Kaiser Permanente’s Broken Promises

Kaiser Permanente has a shameful history of denying its patients timely access to mental health care. Because clinics are chronically understaffed, patients have to wait a month or more for therapy appointments. As a result, many patients pay out-of-pocket for the care they need, or give up on getting help altogether. Those who persist are often pushed into group therapy instead of getting the individual attention they need, or referred out to non-Kaiser therapists, who can’t access patient charts and have few available appointment openings.

For nearly a decade, NUHW has stood up to Kaiser so patients can get the care they need and deserve. When Kaiser digs in its heels, we refuse to back down.

In December 2018, 4,000 Kaiser mental health clinicians staged a weeklong strike throughout California — the largest strike of mental health workers in U.S. history. Former Congressman Patrick Kennedy — the author of the Mental Health Parity and Addiction Equity Act of 2008 — joined us on the picket line and participated in a public forum with clinicians and patients.

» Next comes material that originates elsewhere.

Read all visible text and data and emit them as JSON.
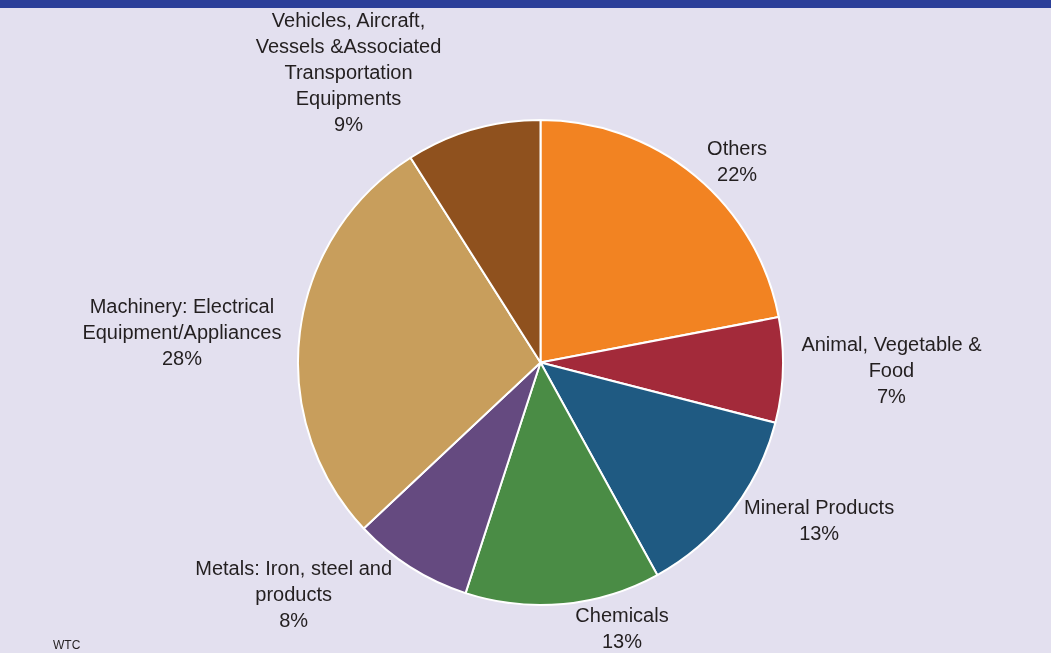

We made mental health parity — and Kaiser’s refusal to achieve it — one of the biggest stories in California during the week of the strike.

 

Timeline of Kaiser’s Broken Promises

June 2017

The DMHC releases results from a full survey of the Kaiser Health Plan, finding that Kaiser still has not fully resolved patient access issues for its mental health services.

July 2017

The DMHC and Kaiser announce a settlement agreement in which Kaiser agrees to a three-year program of outside monitoring of its mental health services by a state-approved firm with the authority to impose up to $1 million in additional fines against Kaiser if it fails to remedy access issues.

September 2018

After months of negotiations, during which Kaiser refused to even consider our proposals aimed at shortening patient wait times and increasing the ratio of clinicians, our labor contract expires.

December 2018

Four-thousand NUHW members stage a five-day strike. Strikers include psychologists, social workers, therapists, psychiatric nurses, addiction medicine specialists, dietitians, audiologists and health educators, as well as nurses and engineers striking in sympathy.

January 2019

The ball is now in Kaiser’s court. If they decide to treat patients and caregivers with fairness and respect, we’re ready to roll up our sleeves and find sensible solutions to the chronic problems that deny patients timely and appropriate care. If not, we’re ready to continue our fight for as long as it takes until they understand they can’t get away with shortchanging mental health care anymore.